It’s certainly some kind of sign of the times. What it says about these times is another question.
Renfrew County’s two main school boards issued a statement Tuesday to affirm that they do not provide litter boxes for students in any of their schools.
The Renfrew County District School Board and Renfrew County Catholic District School Board said that is has “come to our attention that misinformation is currently circulating in our school communities and online regarding the presence of litter boxes in our schools.”
“Please know that (the RCDSB and RCCDSB) do not have, and have never had, litter boxes in any of our elementary or secondary sites.”
Further, the boards said, a provincially mandated collection of “demographic data” in the two school boards includes “questions of identity… specific to gender.”
“We do not collect any data regarding animal identity, and we do not recognize such identities.
“The RCDSB and the RCCDSB recognizes, values, accepts and nurtures all students and staff regardless of their gender identity or expression.”
Comments that at least one school in Renfrew County had a litter box in its washrooms began circulating after a letter to the editor published in the Eganville Leader suggested that the author had a “confirmed report from a high up school board official” that seven children in the county’s public school system identify as “animals.”
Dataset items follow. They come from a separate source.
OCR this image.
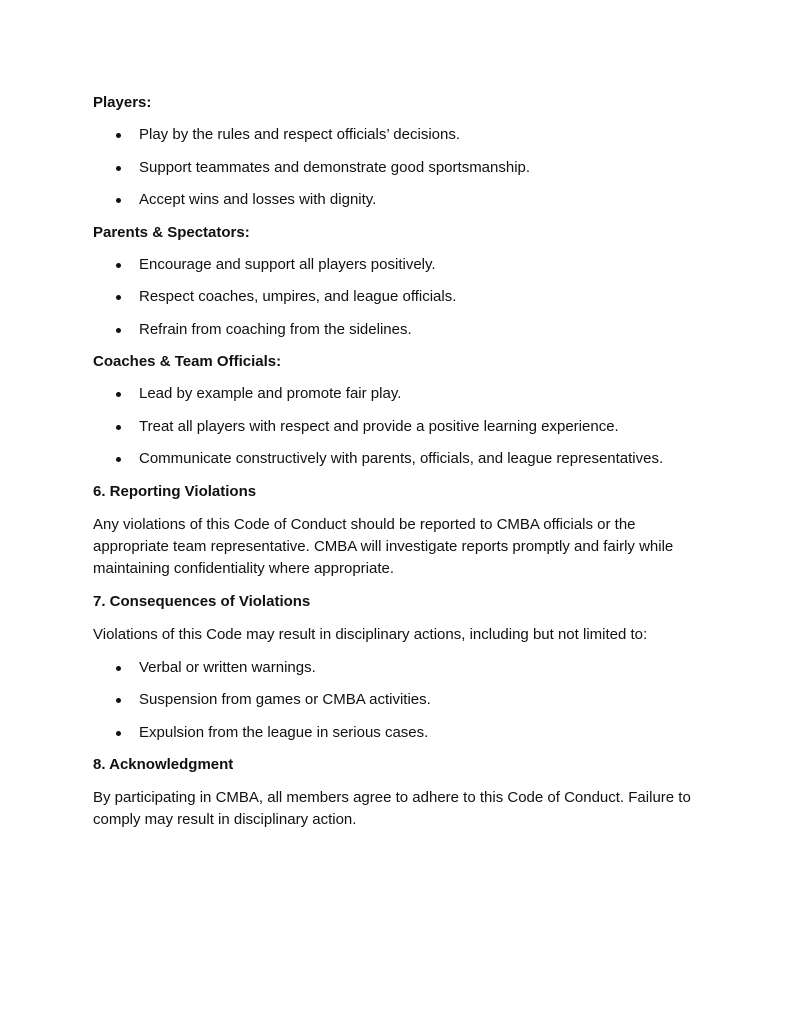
Players:
Play by the rules and respect officials’ decisions.
Support teammates and demonstrate good sportsmanship.
Accept wins and losses with dignity.
Parents & Spectators:
Encourage and support all players positively.
Respect coaches, umpires, and league officials.
Refrain from coaching from the sidelines.
Coaches & Team Officials:
Lead by example and promote fair play.
Treat all players with respect and provide a positive learning experience.
Communicate constructively with parents, officials, and league representatives.
6. Reporting Violations

Any violations of this Code of Conduct should be reported to CMBA officials or the appropriate team representative. CMBA will investigate reports promptly and fairly while maintaining confidentiality where appropriate.

7. Consequences of Violations

Violations of this Code may result in disciplinary actions, including but not limited to:

Verbal or written warnings.
Suspension from games or CMBA activities.
Expulsion from the league in serious cases.
8. Acknowledgment

By participating in CMBA, all members agree to adhere to this Code of Conduct. Failure to comply may result in disciplinary action.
The letter said it “has been confirmed” that one student in a public school identifies as a “frog,” while another school provided a litter box for a student who identifies as a cat.
According to Wikipedia, the “litter boxes in schools hoax” is an urban myth that has been “promoted by various conservative and far-right media outlets and personalities,” stating that some schools were providing litter boxes in bathrooms to students who identified as cats or “furries,” in response to several school districts enacting protections for transgender students.
The unfounded rumours were reported in Prince Edward Island in October 2021, and were “initially thought to be a joke, but had to be formally disavowed as misinformation circulated on social media.”
“Rumors spread to other Canadian provinces and schools. In the United States, popular media coverage of the hoax originally revolved around a school in Michigan in December 2021, but spread to schools in several other states.”